FIRST DISTRICT REVERSES DECISION SETTING ASIDE TOWN OF TIBURON’S GENERAL PLAN UPDATE

In The Committee for Tiburon LLC v. Town of Tiburon (Cal. Ct. App., Feb. 2, 2026, No. A171983) 2026 WL 266411, the First District Court of Appeal reversed a trial court decision setting aside the Town of Tiburon’s general plan update and housing element. The court held that a program EIR for a general plan need not include site-specific environmental analysis for housing element sites where no development project has been proposed.

Key Takeaway

  • Identifying housing sites to meet RHNA obligations when no specific housing project has been proposed does not trigger a duty to analyze site-specific impacts in a program EIR.

Background

The Town adopted a general plan update that incorporated its 2023–2031 Housing Element, which identified the Town’s RHNA as 639 units and identified 17 sites for rezoning to accommodate 916 total units.

The Town prepared a program EIR that modeled a full buildout of the 17 sites. Rather than analyzing site-specific impacts, the EIR evaluated the townwide environmental effects of adding 916 housing units. The Town certified the EIR, adopted the general plan update, and later implemented rezonings through amendments to the municipal code.

The Committee for Tiburon LLC (“Committee”) challenged the EIR, asserting the Town violated CEQA by failing to analyze the site-specific impacts of rezoning Site H for very high-density residential use. The trial court granted the petition. The Town appealed.

Appellate Decision

The appellate court reversed, holding that the Town properly used a program EIR to analyze the broad environmental effects of increased housing under the general plan update, and that CEQA did not require site-specific analysis of Site H in the absence of a proposed development project.

The court rejected the Committee’s reliance on Vineyard Area Citizens for Responsible Growth, Inc. v. City of Rancho Cordova (2007) 40 Cal.4th 412 (Vineyard), distinguishing Vineyard as involving a concrete, multi-phase development project with foreseeable long-term impacts requiring project-specific analysis. The court observed that the Town’s identified housing sites were not phases of a single project but rather components of a planning document adopted to satisfy RHNA obligations, and there was no certainty that any particular site would be developed. The court emphasized that CEQA’s core purposes cannot be fulfilled without a concrete project, making deferral appropriate when no site-specific proposal exists.

The court also disagreed with the Committee’s argument that reports submitted to HCD during housing element review demonstrated the feasibility of a site-specific CEQA analysis of Site H. The court explained that while the reports described existing conditions, they did not analyze environmental impacts or mitigation measures associated with any proposed project and therefore did not support a requirement for a site-specific CEQA review.
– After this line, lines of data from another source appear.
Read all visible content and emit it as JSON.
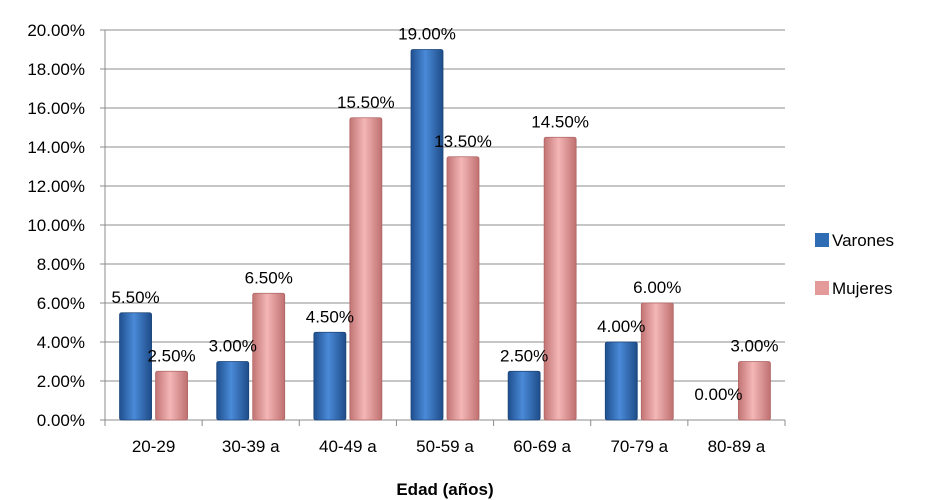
{
  "chart_data": {
    "type": "bar",
    "title": "",
    "xlabel": "Edad (años)",
    "ylabel": "",
    "ylim": [
      0,
      20
    ],
    "y_tick_step": 2,
    "y_tick_format": "percent_2dp",
    "grid": "horizontal",
    "legend_position": "right",
    "categories": [
      "20-29",
      "30-39 a",
      "40-49 a",
      "50-59 a",
      "60-69 a",
      "70-79 a",
      "80-89 a"
    ],
    "series": [
      {
        "name": "Varones",
        "color": "#2E6DB4",
        "values": [
          5.5,
          3.0,
          4.5,
          19.0,
          2.5,
          4.0,
          0.0
        ]
      },
      {
        "name": "Mujeres",
        "color": "#E59A9A",
        "values": [
          2.5,
          6.5,
          15.5,
          13.5,
          14.5,
          6.0,
          3.0
        ]
      }
    ]
  }
}
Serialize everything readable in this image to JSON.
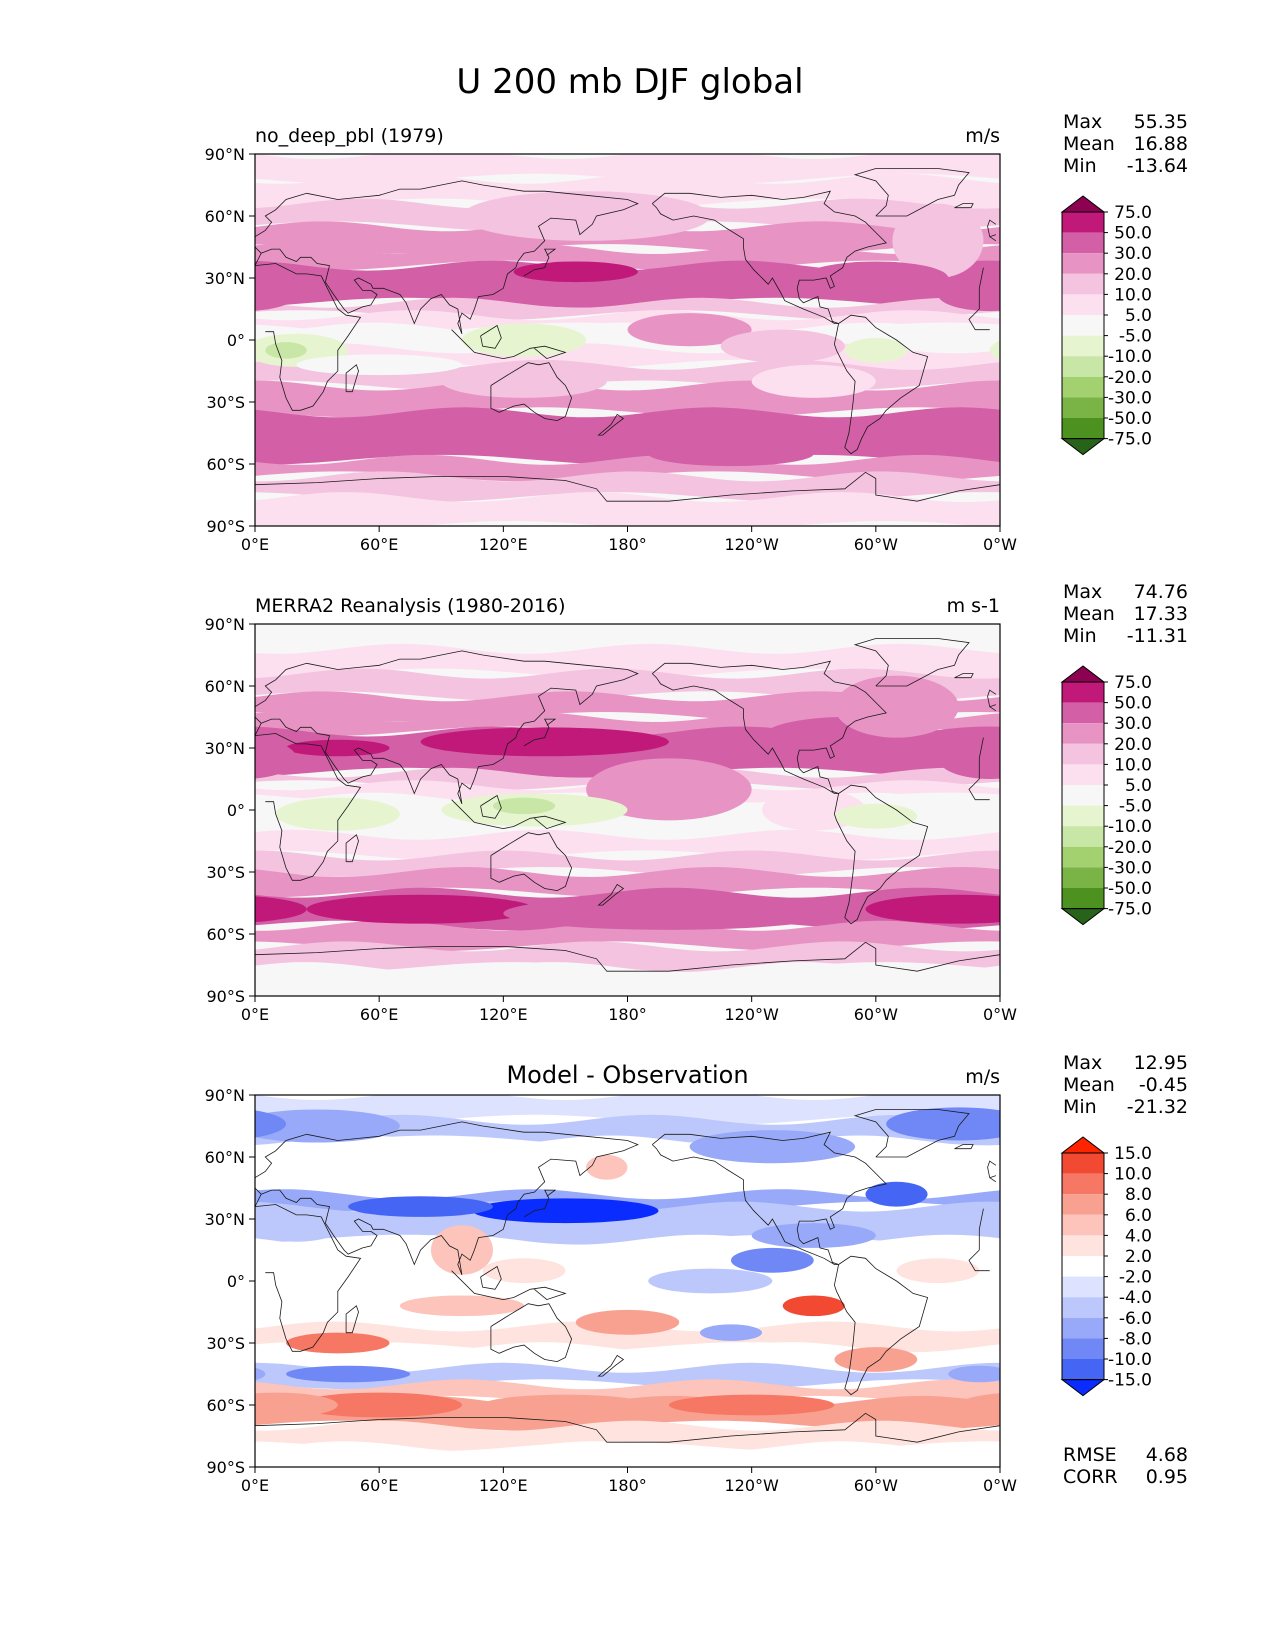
{
  "figure_title": "U 200 mb DJF global",
  "colors": {
    "pos_levels": [
      "#f7f7f7",
      "#fde0ef",
      "#f4c3df",
      "#e794c4",
      "#d35fa7",
      "#c0197a",
      "#8c0251"
    ],
    "neg_levels": [
      "#f7f7f7",
      "#e6f5d0",
      "#c8e6a5",
      "#a3d16f",
      "#7bb446",
      "#4d9221",
      "#276419"
    ],
    "diff_pos": [
      "#ffffff",
      "#fee3df",
      "#fcc4bb",
      "#f9a191",
      "#f67763",
      "#f24a32",
      "#ff2400"
    ],
    "diff_neg": [
      "#ffffff",
      "#dde3ff",
      "#bcc8fc",
      "#97a9f8",
      "#7088f5",
      "#4566f4",
      "#0a2cff"
    ],
    "coast": "#1a1a1a"
  },
  "chart_data": [
    {
      "type": "heatmap",
      "name": "test",
      "title_left": "no_deep_pbl (1979)",
      "title_center": "",
      "units": "m/s",
      "stats": [
        {
          "label": "Max",
          "value": "55.35"
        },
        {
          "label": "Mean",
          "value": "16.88"
        },
        {
          "label": "Min",
          "value": "-13.64"
        }
      ],
      "colorbar_levels": [
        "75.0",
        "50.0",
        "30.0",
        "20.0",
        "10.0",
        "5.0",
        "-5.0",
        "-10.0",
        "-20.0",
        "-30.0",
        "-50.0",
        "-75.0"
      ],
      "xticks": [
        "0°E",
        "60°E",
        "120°E",
        "180°",
        "120°W",
        "60°W",
        "0°W"
      ],
      "yticks": [
        "90°N",
        "60°N",
        "30°N",
        "0°",
        "30°S",
        "60°S",
        "90°S"
      ],
      "xlim": [
        0,
        360
      ],
      "ylim": [
        -90,
        90
      ],
      "extra_stats": []
    },
    {
      "type": "heatmap",
      "name": "reference",
      "title_left": "MERRA2 Reanalysis (1980-2016)",
      "title_center": "",
      "units": "m s-1",
      "stats": [
        {
          "label": "Max",
          "value": "74.76"
        },
        {
          "label": "Mean",
          "value": "17.33"
        },
        {
          "label": "Min",
          "value": "-11.31"
        }
      ],
      "colorbar_levels": [
        "75.0",
        "50.0",
        "30.0",
        "20.0",
        "10.0",
        "5.0",
        "-5.0",
        "-10.0",
        "-20.0",
        "-30.0",
        "-50.0",
        "-75.0"
      ],
      "xticks": [
        "0°E",
        "60°E",
        "120°E",
        "180°",
        "120°W",
        "60°W",
        "0°W"
      ],
      "yticks": [
        "90°N",
        "60°N",
        "30°N",
        "0°",
        "30°S",
        "60°S",
        "90°S"
      ],
      "xlim": [
        0,
        360
      ],
      "ylim": [
        -90,
        90
      ],
      "extra_stats": []
    },
    {
      "type": "heatmap",
      "name": "difference",
      "title_left": "",
      "title_center": "Model - Observation",
      "units": "m/s",
      "stats": [
        {
          "label": "Max",
          "value": "12.95"
        },
        {
          "label": "Mean",
          "value": "-0.45"
        },
        {
          "label": "Min",
          "value": "-21.32"
        }
      ],
      "colorbar_levels": [
        "15.0",
        "10.0",
        "8.0",
        "6.0",
        "4.0",
        "2.0",
        "-2.0",
        "-4.0",
        "-6.0",
        "-8.0",
        "-10.0",
        "-15.0"
      ],
      "xticks": [
        "0°E",
        "60°E",
        "120°E",
        "180°",
        "120°W",
        "60°W",
        "0°W"
      ],
      "yticks": [
        "90°N",
        "60°N",
        "30°N",
        "0°",
        "30°S",
        "60°S",
        "90°S"
      ],
      "xlim": [
        0,
        360
      ],
      "ylim": [
        -90,
        90
      ],
      "extra_stats": [
        {
          "label": "RMSE",
          "value": "4.68"
        },
        {
          "label": "CORR",
          "value": "0.95"
        }
      ]
    }
  ]
}
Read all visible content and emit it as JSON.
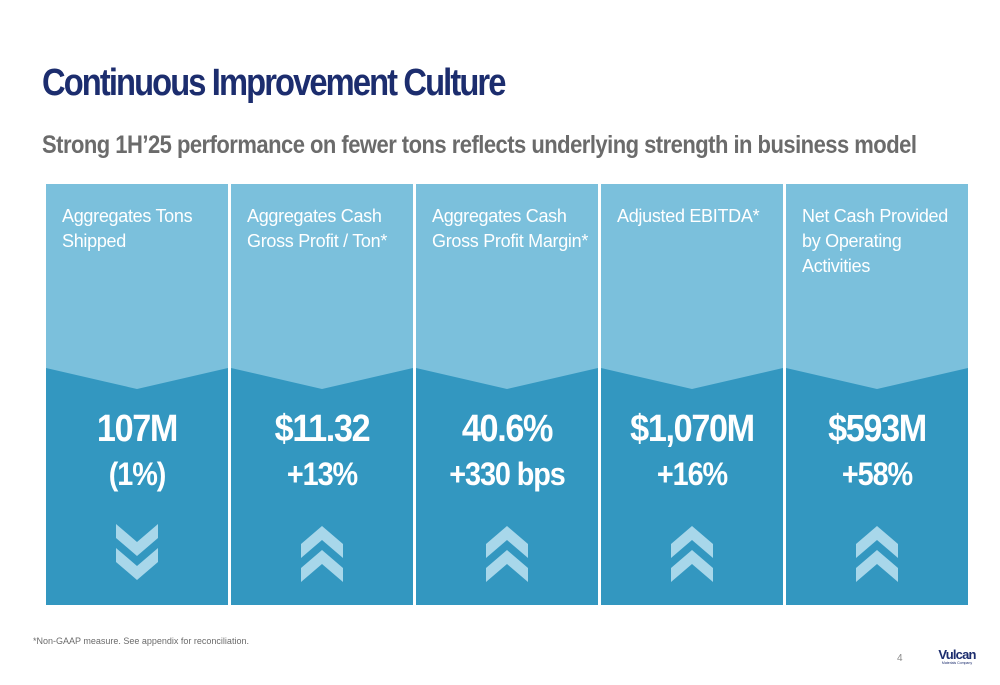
{
  "slide": {
    "title": "Continuous Improvement Culture",
    "subtitle": "Strong 1H’25 performance on fewer tons reflects underlying strength in business model",
    "footnote": "*Non-GAAP measure. See appendix for reconciliation.",
    "page_number": "4"
  },
  "colors": {
    "card_top": "#7bc0dc",
    "card_bottom": "#3397c0",
    "chevron": "#a8d7ea",
    "title": "#1c2d6e",
    "subtitle": "#6b6b6b"
  },
  "cards": [
    {
      "label": "Aggregates Tons Shipped",
      "value": "107M",
      "change": "(1%)",
      "direction": "down",
      "icon": "double-chevron-down-icon"
    },
    {
      "label": "Aggregates Cash Gross Profit / Ton*",
      "value": "$11.32",
      "change": "+13%",
      "direction": "up",
      "icon": "double-chevron-up-icon"
    },
    {
      "label": "Aggregates Cash Gross Profit Margin*",
      "value": "40.6%",
      "change": "+330 bps",
      "direction": "up",
      "icon": "double-chevron-up-icon"
    },
    {
      "label": "Adjusted EBITDA*",
      "value": "$1,070M",
      "change": "+16%",
      "direction": "up",
      "icon": "double-chevron-up-icon"
    },
    {
      "label": "Net Cash Provided by Operating Activities",
      "value": "$593M",
      "change": "+58%",
      "direction": "up",
      "icon": "double-chevron-up-icon"
    }
  ],
  "logo": {
    "name": "Vulcan",
    "tagline": "Materials Company"
  }
}
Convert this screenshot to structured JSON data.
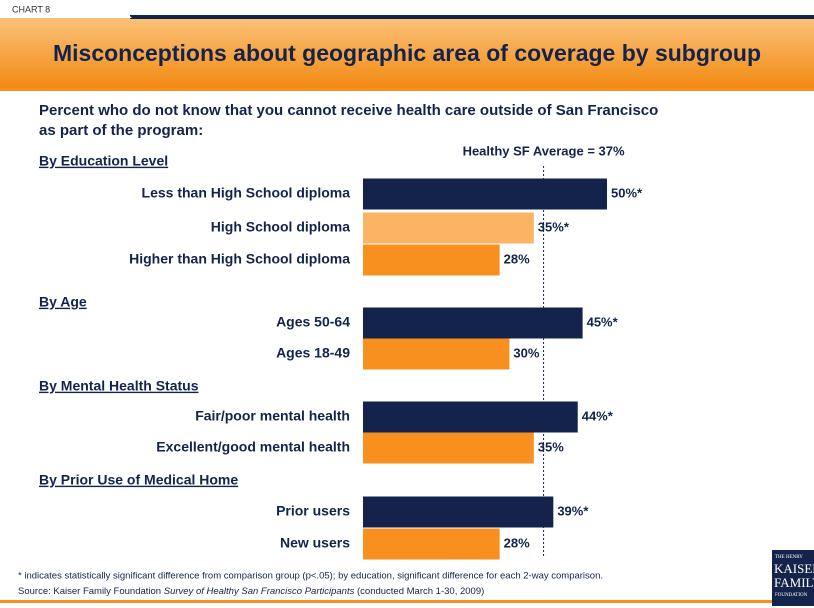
{
  "header": {
    "tag": "CHART 8",
    "title": "Misconceptions about geographic area of coverage by subgroup"
  },
  "chart_data": {
    "type": "bar",
    "subtitle": [
      "Percent who do not know that you cannot receive health care outside of San Francisco",
      "as part of the program:"
    ],
    "reference": {
      "value": 37,
      "label": "Healthy SF Average = 37%"
    },
    "groups": [
      {
        "name": "By Education Level",
        "categories": [
          "Less than High School diploma",
          "High School diploma",
          "Higher than High School diploma"
        ],
        "values": [
          50,
          35,
          28
        ],
        "value_labels": [
          "50%*",
          "35%*",
          "28%"
        ],
        "colors": [
          "#14234b",
          "#fbb463",
          "#f7901e"
        ]
      },
      {
        "name": "By Age",
        "categories": [
          "Ages 50-64",
          "Ages 18-49"
        ],
        "values": [
          45,
          30
        ],
        "value_labels": [
          "45%*",
          "30%"
        ],
        "colors": [
          "#14234b",
          "#f7901e"
        ]
      },
      {
        "name": "By Mental Health Status",
        "categories": [
          "Fair/poor mental health",
          "Excellent/good mental health"
        ],
        "values": [
          44,
          35
        ],
        "value_labels": [
          "44%*",
          "35%"
        ],
        "colors": [
          "#14234b",
          "#f7901e"
        ]
      },
      {
        "name": "By Prior Use of Medical Home",
        "categories": [
          "Prior users",
          "New users"
        ],
        "values": [
          39,
          28
        ],
        "value_labels": [
          "39%*",
          "28%"
        ],
        "colors": [
          "#14234b",
          "#f7901e"
        ]
      }
    ]
  },
  "footer": {
    "note": "* indicates statistically significant difference from comparison group (p<.05); by education, significant difference for each 2-way comparison.",
    "source": [
      "Source: Kaiser Family Foundation ",
      "Survey of Healthy San Francisco Participants",
      " (conducted March 1-30, 2009)"
    ],
    "logo": [
      "THE HENRY",
      "KAISER",
      "FAMILY",
      "FOUNDATION"
    ]
  }
}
Moreover, the court was not persuaded that deferring site-specific environmental review does not eliminate future CEQA review. Rather, the court explained that if development on Site H would result in impacts not addressed in the program EIR, CEQA would require additional project-level review tiered from that EIR.

Finally, the court remanded the matter to the trial court to determine whether rezoning of Site H is exempt under SB 131 for rezonings that implement actions contained in an approved housing element, and, if not, whether substantial evidence supports the Town’s determination that the EIR adequately analyzed the zoning amendments and that no supplemental or subsequent EIR is required.